Gather events open doors at ICA
The Institute of Contemporary Art’s simple but powerful slogan “Free. For All.” stands for more than just a lack of an admission fee. It reflects an access-oriented philosophy about what a contemporary art experience should be. ICA takes risks. It is a prescient incubator for emerging artists, and it turns up the volume of underrepresented voices. By presenting work that challenges viewers, ICA invites them to reconsider previously held opinions and promotes greater understanding of an unfamiliar perspective. The commitment to provoking deeper thought is central to ICA’s mission, and plans call for extending outreach throughout Penn’s campus and beyond. “Art should be public, inclusive and open to all,” says Maori Holmes, ICA’s first Director of Public Engagement.
Opening its doors more widely, especially to those for whom exposure to contemporary art is new, is one of ICA’s top Campaign priorities. By reaching a wide range of audiences and offering opportunities for shared experiences that build community, ICA emphasizes Penn’s relevance in an increasingly stratified world.
Begun in 2016, ICA’s popular Gather events increase public awareness and provide opportunities to connect with people from the surrounding neighborhood and with members of partner cultural organizations, who often co-sponsor programs. “I Wonder What Else Could Be Different Around Here: A Poetic Intersection with Music and Art,” was a partnership with PHILALALIA and artist Marissa Johnson-Valenzuela. Working with the Leeway Foundation and Girls Rock Philly led to “revolutionary noise: music as struggle and healing,” while another Gather collaboration with the BlackStar Film Festival celebrated author Shantrelle P. Lewis’ new book, “Dandy Lion: The Black Dandy and Street Style.”

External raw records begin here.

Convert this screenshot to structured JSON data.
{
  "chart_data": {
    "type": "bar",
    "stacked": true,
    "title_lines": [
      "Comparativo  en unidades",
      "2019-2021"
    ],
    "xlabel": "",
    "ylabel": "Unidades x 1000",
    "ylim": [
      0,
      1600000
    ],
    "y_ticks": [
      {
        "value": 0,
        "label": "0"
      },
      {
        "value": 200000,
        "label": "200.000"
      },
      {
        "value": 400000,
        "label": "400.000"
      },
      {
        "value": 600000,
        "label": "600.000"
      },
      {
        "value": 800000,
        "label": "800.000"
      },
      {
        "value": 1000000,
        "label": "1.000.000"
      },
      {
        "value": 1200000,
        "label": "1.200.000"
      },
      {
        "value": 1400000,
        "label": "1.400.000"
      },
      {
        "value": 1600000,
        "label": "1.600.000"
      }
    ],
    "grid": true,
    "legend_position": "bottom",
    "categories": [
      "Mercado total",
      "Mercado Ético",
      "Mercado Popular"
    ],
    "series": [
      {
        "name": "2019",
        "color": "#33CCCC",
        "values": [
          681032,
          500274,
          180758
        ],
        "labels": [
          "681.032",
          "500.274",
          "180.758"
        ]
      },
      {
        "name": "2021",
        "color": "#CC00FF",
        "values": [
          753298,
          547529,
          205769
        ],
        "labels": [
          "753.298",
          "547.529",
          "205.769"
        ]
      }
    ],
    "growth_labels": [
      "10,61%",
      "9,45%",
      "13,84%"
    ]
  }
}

Over half of all Gather attendees have been first-time visitors, with a large turnout from the surrounding neighborhood. “We’ve seen a 34 percent increase in traffic since we began the Gather program,” says Holmes. “Attendees come up to us and tell us how much they enjoy and appreciate the program.” To date, ICA has held nearly a dozen of these events and plans to increase their number and frequency in the coming year. “Gather is our opportunity to be a good neighbor—to West Philadelphia first, then to all of the city,” says Holmes.